I am sure you have watched the video preview of Windows 8. If you haven't, shame on you, it will turn out to be a crucial moment in the history of computing... Ok, ok, I'll add it below here. Watch it and then come back.



Now, tell me what you felt and what you remember if you close your eyes.

Exactly, it is all smooth and nice and wow until you get around minute 3:00. He opens Excel, Windows creeps in from below and you think "oh, s**t, that's ugly, I want to go back to the other interface!".

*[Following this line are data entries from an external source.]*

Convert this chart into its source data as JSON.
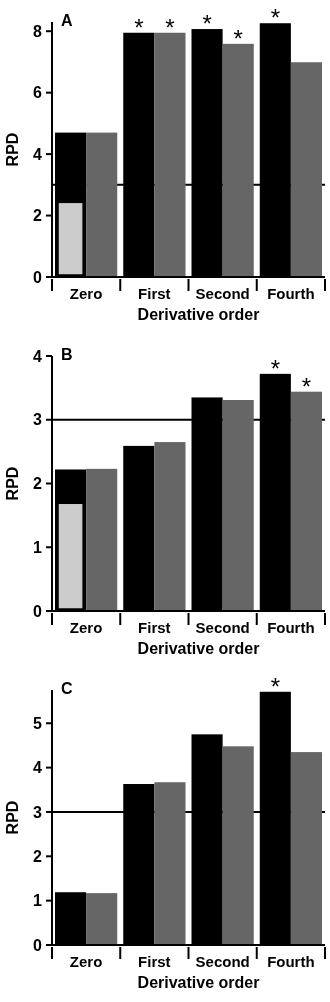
{
  "chart_data": [
    {
      "type": "bar",
      "title": "A",
      "xlabel": "Derivative order",
      "ylabel": "RPD",
      "categories": [
        "Zero",
        "First",
        "Second",
        "Fourth"
      ],
      "ylim": [
        0,
        8.3
      ],
      "yticks": [
        0,
        2,
        4,
        6,
        8
      ],
      "grid": false,
      "ref_lines": [
        {
          "axis": "y",
          "value": 3
        }
      ],
      "series": [
        {
          "color": "#000000",
          "values": [
            4.7,
            7.95,
            8.07,
            8.26
          ],
          "value_labels": [
            null,
            "*",
            "*",
            "*"
          ]
        },
        {
          "color": "#666666",
          "values": [
            4.7,
            7.95,
            7.59,
            6.99
          ],
          "value_labels": [
            null,
            "*",
            "*",
            null
          ]
        },
        {
          "color": "#cccccc",
          "values": [
            2.43,
            null,
            null,
            null
          ]
        }
      ]
    },
    {
      "type": "bar",
      "title": "B",
      "xlabel": "Derivative order",
      "ylabel": "RPD",
      "categories": [
        "Zero",
        "First",
        "Second",
        "Fourth"
      ],
      "ylim": [
        0,
        4
      ],
      "yticks": [
        0,
        1,
        2,
        3,
        4
      ],
      "grid": false,
      "ref_lines": [
        {
          "axis": "y",
          "value": 3
        }
      ],
      "series": [
        {
          "color": "#000000",
          "values": [
            2.22,
            2.59,
            3.35,
            3.72
          ],
          "value_labels": [
            null,
            null,
            null,
            "*"
          ]
        },
        {
          "color": "#666666",
          "values": [
            2.23,
            2.65,
            3.31,
            3.44
          ],
          "value_labels": [
            null,
            null,
            null,
            "*"
          ]
        },
        {
          "color": "#cccccc",
          "values": [
            1.69,
            null,
            null,
            null
          ]
        }
      ]
    },
    {
      "type": "bar",
      "title": "C",
      "xlabel": "Derivative order",
      "ylabel": "RPD",
      "categories": [
        "Zero",
        "First",
        "Second",
        "Fourth"
      ],
      "ylim": [
        0,
        5.75
      ],
      "yticks": [
        0,
        1,
        2,
        3,
        4,
        5
      ],
      "grid": false,
      "ref_lines": [
        {
          "axis": "y",
          "value": 3
        }
      ],
      "series": [
        {
          "color": "#000000",
          "values": [
            1.19,
            3.63,
            4.75,
            5.71
          ],
          "value_labels": [
            null,
            null,
            null,
            "*"
          ]
        },
        {
          "color": "#666666",
          "values": [
            1.17,
            3.67,
            4.48,
            4.35
          ],
          "value_labels": [
            null,
            null,
            null,
            null
          ]
        }
      ]
    }
  ]
}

I think that reaction is telling. We want good UIs, we want the new touch interface, we are tired of windows, we like tiles and things that magically update themselves. However, Microsoft needs to be backward compatible and - as Michael points out - they were successful once with launching Windows 3.1 while having the ugly DOS window in the background. Maybe they can do it again.

Maybe.

The problem is that we have moved on. Mentally. We, as users of mobile devices and tablets. We like what we have now, we do not want to go back. The paradigm has shifted, a new era has begun, mobile is becoming desktop. The desktop is tired, it needs to move, to become mobile.

One thing in particular kills me in that video. He says: "Because it is a PC, it has a file system". I think it tells everything. It is a PC, it has a file system, it must have a file system, right? Or it would not be a PC!

I do not think so.

The file system is dead.

Think about it. It is the biggest change introduced by Apple with iOS. There is no file system. Documents live within applications. Pictures live within the picture app. Videos within the video app. Books within iBooks. You can move stuff around (from Mail to iBooks) but there is no concept of file system.

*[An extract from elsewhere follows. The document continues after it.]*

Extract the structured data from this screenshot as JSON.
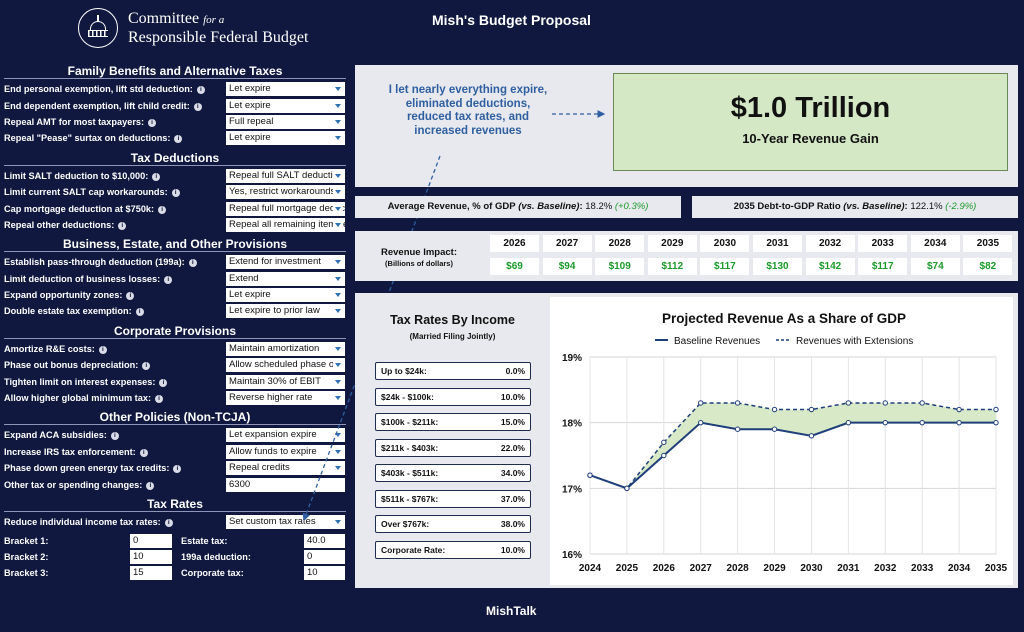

I know you know what a file system is. But ask your parents. Did they ever understood the concept. Fully? Do they ever created folders within folders? Do they get the tree? No. It is complicated. It is not intuitive.

Actually, it is not necessary at all. It is a complication of the metaphor. One we can live without.

Of course you'll have a file system underneath. I am not advocating killing the OS file system. We geeks will use it to move stuff around, but the end users do not need it.

Eventually, they will not need the old Windows UI either.